As chief investment officer of the Institute for Advanced Study for the past six years, Mark Baumgartner leads a distinctive portfolio that’s dedicated entirely to alternative investments, comprised of a 75/25 hedge funds-to-private markets split.
The Institute was founded in 1930 in Princeton, New Jersey, and is perhaps best known as the academic home of Albert Einstein, J. Robert Oppenheimer, and John von Neumann. The rich history and ambitious mission of the Institute has attracted many prestigious trustees to the board, and the Institute’s endowment strategy has been influenced over the years by investors such as Leon Levy and Bruce Kovner. However, it was Jim Simons who chaired the investment committee when the current strategy was established. Simons asserted that it was best for the Institute to take as little risk as possible while still achieving the stated objectives, and to make use of the Institute’s competitive advantages in sourcing and selecting alpha-generating managers. This strategy led to the current asset mix.
The Institute’s unique asset allocation leads to idiosyncratic challenges that not many other institutional asset managers face.
“The drawback is that it’s different and unconventional, and anyone who’s an allocator knows that it’s tough to be different,” Baumgartner says. “It’s tough being unconventional. If something’s going wrong, you probably don’t have as much visibility into what’s happening as you do with a traditional portfolio. When a typical portfolio drops, you know why. It’s because growth failed or came in below expectations, or something happened in the global equity markets.”
There are benefits, however, to this one drawback of being an entirely alts portfolio. “It offers the ability to be very creative in portfolio construction, it offers a lot of flexibility in how you go about achieving your goals, and it’s not subject to as many constraints as other types of portfolios,” Baumgartner says. “You can fish for returns in different geographic ponds, and different strategic ponds, so in that way it offers the opportunity to be a little bit more creative and flexible.

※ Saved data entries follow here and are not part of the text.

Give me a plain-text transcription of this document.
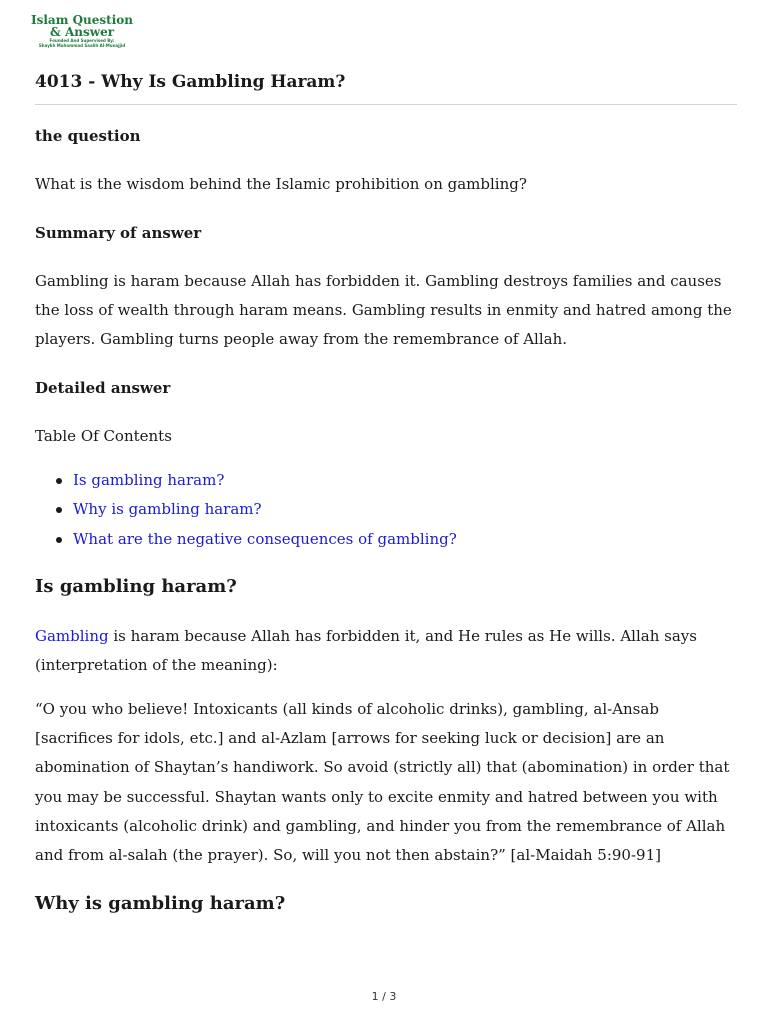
Islam Question
& Answer
Founded And Supervised By:
Shaykh Muhammad Saalih Al-Munajjid
4013 - Why Is Gambling Haram?
the question

What is the wisdom behind the Islamic prohibition on gambling?

Summary of answer

Gambling is haram because Allah has forbidden it. Gambling destroys families and causes the loss of wealth through haram means. Gambling results in enmity and hatred among the players. Gambling turns people away from the remembrance of Allah.

Detailed answer

Table Of Contents

Is gambling haram?
Why is gambling haram?
What are the negative consequences of gambling?
Is gambling haram?

Gambling is haram because Allah has forbidden it, and He rules as He wills. Allah says (interpretation of the meaning):

“O you who believe! Intoxicants (all kinds of alcoholic drinks), gambling, al-Ansab [sacrifices for idols, etc.] and al-Azlam [arrows for seeking luck or decision] are an abomination of Shaytan’s handiwork. So avoid (strictly all) that (abomination) in order that you may be successful. Shaytan wants only to excite enmity and hatred between you with intoxicants (alcoholic drink) and gambling, and hinder you from the remembrance of Allah and from al-salah (the prayer). So, will you not then abstain?” [al-Maidah 5:90-91]

Why is gambling haram?
1 / 3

“When you have the risk shackles cut off, you can target much higher returns. We know we’re not going to make money in every period, but we want to minimize the hole that we dig for ourselves if we do lose money. Consistency of returns is important.”
The strategic asset allocation of the Institute is largely driven by its financial condition and the opportunity set. Because the Institute has a relatively higher than average fixed spending rate, efforts to bolster its balance sheet could provide an opening to shift into riskier investments.
“We let the environment and the objectives decide what the portfolio construction and design look like. If the environment or objectives change, we would change the portfolio accordingly,” Baumgartner says.
“We’re starting a capital campaign to raise funds for the Institute. If that transpires as we expect it to, we’d have additional capital to offset operating cash flows, the portfolio draw rate would go down, and subsequently we could take more risk. With an expanded risk budget, we could pursue other creative approaches for targeting higher returns, including additional leverage, illiquidity, and concentration.”
Any investor looking to increase their allocation to alternatives need not worry about straying from their intrinsic fiduciary duties, Baumgartner says. “Absolutely we can maintain our fiduciary duty by being 100% in alternatives. We’re completely aligned on the objective, we set up the portfolio to achieve the organization’s goals, and it’s been customized for this particular organization.”
For any institution that may wish to imitate the Institute’s prowess, know that “the key principle is that true diversification matters,” Baumgartner says. “What that means is you need to understand first and foremost the risks you’re taking when investing capital, and ensure those underlying risks are as unrelated as possible. You need to take risk but manage the risk very carefully.”